Pointer
A pointer is a data type that is used to store a memory address, or a value of such a data type.
The meaning of a pointer
In most language implementations, a pointer is represented as the distance, or offset, from some fixed reference point in memory to the location to which it points. Many mainstream languages take this reference point to be the very start of the computer's memory, so most possible values for pointers will be inaccessible memory locations. Some languages even hide the existence of a reference point altogether; in such languages, a pointer's value cannot be determined, but sometimes you can still determine the difference between two pointers (an operation that uses one as the reference point and returns the distance to the other). In esoteric languages, the reference point normally corresponds to something that can be accessed, such as the first instruction of the program or the start of the data area; in such cases, pointers are normally small integers (and many languages with this sort of pointer don't make a distinction between pointers and integers). For instance, in Malbolge, a pointer value of 0 is the start of the shared code/data area.

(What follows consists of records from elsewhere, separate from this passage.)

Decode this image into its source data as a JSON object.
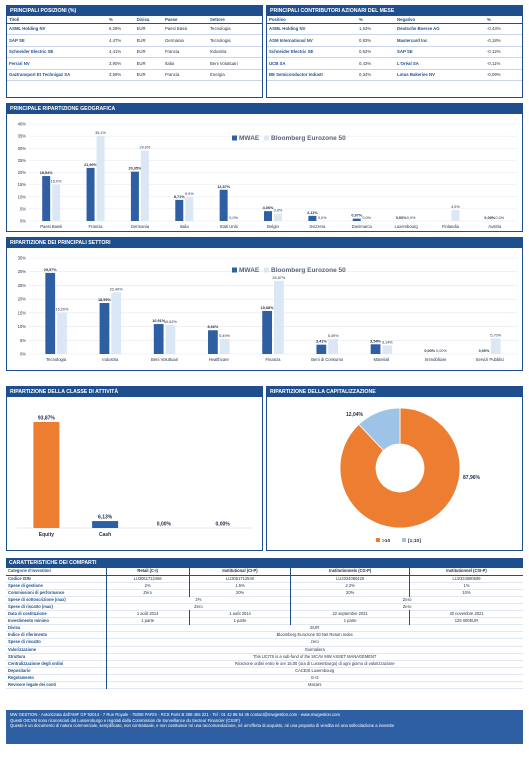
{
  "positions": {
    "title": "PRINCIPALI POSIZIONI (%)",
    "headers": [
      "Titoli",
      "%",
      "Divisa",
      "Paese",
      "Settore"
    ],
    "rows": [
      [
        "ASML Holding NV",
        "6,28%",
        "EUR",
        "Paesi Bassi",
        "Tecnologia"
      ],
      [
        "SAP SE",
        "4,47%",
        "EUR",
        "Germania",
        "Tecnologia"
      ],
      [
        "Schneider Electric SE",
        "4,41%",
        "EUR",
        "Francia",
        "Industria"
      ],
      [
        "Ferrari NV",
        "3,90%",
        "EUR",
        "Italia",
        "Beni Voluttuari"
      ],
      [
        "Gaztransport Et Technigaz SA",
        "3,59%",
        "EUR",
        "Francia",
        "Energia"
      ]
    ]
  },
  "contributors": {
    "title": "PRINCIPALI CONTRIBUTORI AZIONARI  DEL MESE",
    "headers": [
      "Positivo",
      "%",
      "Negativo",
      "%"
    ],
    "rows": [
      [
        "ASML Holding NV",
        "1,63%",
        "Deutsche Boerse AG",
        "-0,43%"
      ],
      [
        "ASM International NV",
        "0,83%",
        "Mastercard Inc",
        "-0,18%"
      ],
      [
        "Schneider Electric SE",
        "0,52%",
        "SAP SE",
        "-0,12%"
      ],
      [
        "UCB SA",
        "0,43%",
        "L'Oréal SA",
        "-0,11%"
      ],
      [
        "BE Semiconductor Industr",
        "0,34%",
        "Lotus Bakeries NV",
        "-0,09%"
      ]
    ]
  },
  "geo": {
    "title": "PRINCIPALE RIPARTIZIONE GEOGRAFICA",
    "legend": [
      "MWAE",
      "Bloomberg Eurozone 50"
    ]
  },
  "sect": {
    "title": "RIPARTIZIONE DEI PRINCIPALI SETTORI",
    "legend": [
      "MWAE",
      "Bloomberg Eurozone 50"
    ]
  },
  "asset": {
    "title": "RIPARTIZIONE DELLA CLASSE DI ATTIVITÀ"
  },
  "cap": {
    "title": "RIPARTIZIONE DELLA CAPITALIZZAZIONE"
  },
  "colors": {
    "navy": "#1e4f8c",
    "fund": "#2f5fa3",
    "bench": "#dbe7f5",
    "orange": "#ed7d31",
    "light": "#9dc3e6"
  },
  "chart_data": [
    {
      "type": "bar",
      "categories": [
        "Paesi Bassi",
        "Francia",
        "Germania",
        "Italia",
        "Stati Uniti",
        "Belgio",
        "Svizzera",
        "Danimarca",
        "Luxembourg",
        "Finlandia",
        "Austria"
      ],
      "series": [
        {
          "name": "MWAE",
          "values": [
            18.54,
            21.9,
            20.35,
            8.71,
            12.87,
            4.06,
            2.11,
            0.97,
            0.0,
            0.0,
            0.0
          ],
          "labels": [
            "18,54%",
            "21,90%",
            "20,35%",
            "8,71%",
            "12,87%",
            "4,06%",
            "2,11%",
            "0,97%",
            "0,00%",
            "",
            "0,00%"
          ]
        },
        {
          "name": "Bloomberg Eurozone 50",
          "values": [
            15.0,
            35.1,
            29.0,
            9.9,
            0.0,
            3.0,
            0.0,
            0.0,
            0.0,
            4.5,
            0.0
          ],
          "labels": [
            "15,0%",
            "35,1%",
            "29,0%",
            "9,9%",
            "0,0%",
            "3,0%",
            "0,0%",
            "0,0%",
            "0,0%",
            "4,5%",
            "0,0%"
          ]
        }
      ],
      "ylim": [
        0,
        40
      ],
      "yticks": [
        "0%",
        "5%",
        "10%",
        "15%",
        "20%",
        "25%",
        "30%",
        "35%",
        "40%"
      ]
    },
    {
      "type": "bar",
      "categories": [
        "Tecnologia",
        "Industria",
        "Beni Voluttuari",
        "Healthcare",
        "Finanza",
        "Beni di Consumo",
        "Materiali",
        "Immobiliare",
        "Servizi Pubblici"
      ],
      "series": [
        {
          "name": "MWAE",
          "values": [
            29.57,
            18.59,
            10.91,
            8.66,
            15.68,
            3.41,
            3.54,
            0.0,
            0.0
          ],
          "labels": [
            "29,57%",
            "18,59%",
            "10,91%",
            "8,66%",
            "15,68%",
            "3,41%",
            "3,54%",
            "0,00%",
            "0,00%"
          ]
        },
        {
          "name": "Bloomberg Eurozone 50",
          "values": [
            15.2,
            22.49,
            10.62,
            5.49,
            26.67,
            5.49,
            3.14,
            0.0,
            5.7
          ],
          "labels": [
            "15,20%",
            "22,49%",
            "10,62%",
            "5,49%",
            "26,67%",
            "5,49%",
            "3,14%",
            "0,00%",
            "5,70%"
          ]
        }
      ],
      "ylim": [
        0,
        35
      ],
      "yticks": [
        "0%",
        "5%",
        "10%",
        "15%",
        "20%",
        "25%",
        "30%",
        "35%"
      ]
    },
    {
      "type": "bar",
      "categories": [
        "Equity",
        "Cash",
        "",
        ""
      ],
      "values": [
        93.87,
        6.13,
        0.0,
        0.0
      ],
      "labels": [
        "93,87%",
        "6,13%",
        "0,00%",
        "0,00%"
      ],
      "ylim": [
        0,
        100
      ]
    },
    {
      "type": "pie",
      "categories": [
        ">10",
        "[1;10]"
      ],
      "values": [
        87.96,
        12.04
      ],
      "labels": [
        "87,96%",
        "12,04%"
      ]
    }
  ],
  "characteristics": {
    "title": "CARATTERISTICHE DEI COMPARTI",
    "columns": [
      "Retail (C-I)",
      "Institutional (CI-P)",
      "Institutionnels (CG-P)",
      "Institutionnel (CSI-P)"
    ],
    "labels": {
      "categories": "Categorie d'investitori",
      "isin": "Codice ISIN",
      "mgmt": "Spese di gestione",
      "perf": "Commissioni di performance",
      "subscr": "Spese di sottoscrizione (max)",
      "redemp": "Spese di riscatto (max)",
      "date": "Data di costituzione",
      "min": "Investimento minimo",
      "currency": "Divisa",
      "index": "Indice di riferimento",
      "redemption_fee": "Spese di riscatto",
      "valuation": "Valorizzazione",
      "structure": "Struttura",
      "centralization": "Centralizzazione degli ordini",
      "depositary": "Depositario",
      "regulation": "Regolamento",
      "auditor": "Revisore legale dei conti"
    },
    "isin": [
      "LU3061712466",
      "LU3061712540",
      "LU2334080426",
      "LU2334080699"
    ],
    "mgmt": [
      "2%",
      "1.5%",
      "2.2%",
      "1%"
    ],
    "perf": [
      "Zero",
      "20%",
      "20%",
      "10%"
    ],
    "subscr": [
      "2%",
      "Zero"
    ],
    "redemp": [
      "Zero",
      "Zero"
    ],
    "date": [
      "1 août 2014",
      "1 août 2014",
      "22 septembre 2021",
      "30 novembre 2021"
    ],
    "min": [
      "1 parte",
      "1 parte",
      "1 parte",
      "125 000EUR"
    ],
    "currency": "EUR",
    "index": "Bloomberg Eurozone 50 Net Return Index",
    "redemption_fee": "zero",
    "valuation": "Giornaliera",
    "structure": "This UCITS is a sub-fund of the SICAV MW ASSET MANAGEMENT",
    "centralization": "Ricezione ordini entro le ore 15.00 (ora di Lussemburgo) di ogni giorno di valorizzazione",
    "depositary": "CACEIS Luxembourg",
    "regulation": "G+2",
    "auditor": "Mazars"
  },
  "footer": {
    "line1": "MW GESTION - Autorizzata dall'AMF GP 92014 - 7 Rue Royale - 75008 PARIS - RCS Paris B 388 455 221 - Tel : 01 42 86 54 45 contact@mwgestion.com - www.mwgestion.com",
    "line2": "Questi OICVM sono riconosciuti dal Lussemburgo e regolati dalla Commission de Surveillance du Secteur Financier (CSSF)",
    "line3": "Questo è un documento di natura commerciale, semplificato, non contrattuale, e non costituisce né una raccomandazione, né un'offerta di acquisto, né una proposta di vendita né una sollecitazione a investire"
  }
}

Data structures using pointers
In both mainstream and esoteric programming languages, pointers are often used to build data structures.
Arrays
In some languages, the easiest way to represent an array is by reserving a lot of memory, and then storing a pointer to its first element. Other elements of the array can be accessed by taking an offset from that pointer; for instance, if an array used single-byte elements, it's third element would be pointed to by a base pointer plus 2 (arrays implemented this way are normally taken as zero-based). This technique is commonly used to implement brainfuck in languages that use pointers, taking the leftmost element of the tape as the base pointer; then the <
and >
instructions decrement and increment that pointer, respectively, and the +
and -
instructions increment and decrement what it points to.
Linked lists
A linked list consists of a chain of data structures; each structure contains some data, and a pointer to another data structure of the same type. This data structure can implement stacks and queues without difficulty, which makes it useful to implement many stack-based and queue-based languages. It's also much easier to insert elements into the middle of a linked list than it is to insert them into an array.
Instruction pointers
Pointers can point to code as well as to data. (In some languages, there is no distinction made between code and data; in such cases, whether a pointer points to code or data is not a feature of the pointer at all, and a code or data interpretation is placed on it when it's used. In other languages, such as the non-esoteric language C, pointers to code and to data are different data types and mixing their usage is not allowed.) Nearly all programming language implementations have something that corresponds to an instruction pointer; a pointer that points to the currently executing instruction. In compiled languages, the instruction pointer will often not correspond to anything in the original program; however, in interpreted esoteric languages, the instruction pointer often points to the original program itself. In FukYorBrane, each of the competing programs can compare its current data pointer to the other program's instruction pointer(s), to try to determine which bits of the other program are executing. This brings up an interesting point: in multithreaded programming languages, there can be more than one instruction pointer at a time. In such cases, all the pointed-to instructions may execute at once. In most one-dimensional languages, normally after executing an instruction, the next instruction will execute (this corresponds to incrementing the instruction pointer), but some commands like loops and branches will cause the pointer to move in different ways. A GOTO instruction effectively assigns to the instruction pointer (and in some languages, GOTO is written as an assignment to the instruction pointer); some languages even have a computed GOTO, which assigns a non-constant value to the instruction pointer. In two-or-more-dimensional languages, and a few one-dimensional languages such as REVERSE, the direction in which the instruction pointer is moving is just as important as the target of the pointer itself in determining the flow of the program (in Befunge, for instance, flow control is done by changing the direction in which the instruction pointer is moving); note also that in multiple-dimensional languages, a pointer has to contain an offset from its reference point in each dimension, not just in one. Zero-dimensional languages like NULL often don't have the concept of an instruction pointer at all.
Data pointers
One concept that exists in many esoteric programming languages, but few mainstream programming languages, is that of a designated data pointer. In such languages, any accesses by the program to its data storage are done via the pointer; brainfuck and Malbolge are examples. The pointer normally starts in a standard location, and there are normally instructions provided to move it around the data storage (although in Malbolge, it keeps moving through the program at a steady rate unless an instruction is used to set it to a new location). These languages normally need no way of specifying what instructions operate on other than the location of the data pointer, and so don't have named variables or any similar concept.
Pointer terminology
- Dereference
- To return what a pointer points to; dereferencing a pointer to the first element of an array will return the value of that array's first element, for instance.
- Taking an address
- Taking the address of a variable returns a pointer to the memory in which that variable is stored.
- Instruction pointer
- A pointer that points to the currently executing instruction of a program; abbreviated to IP.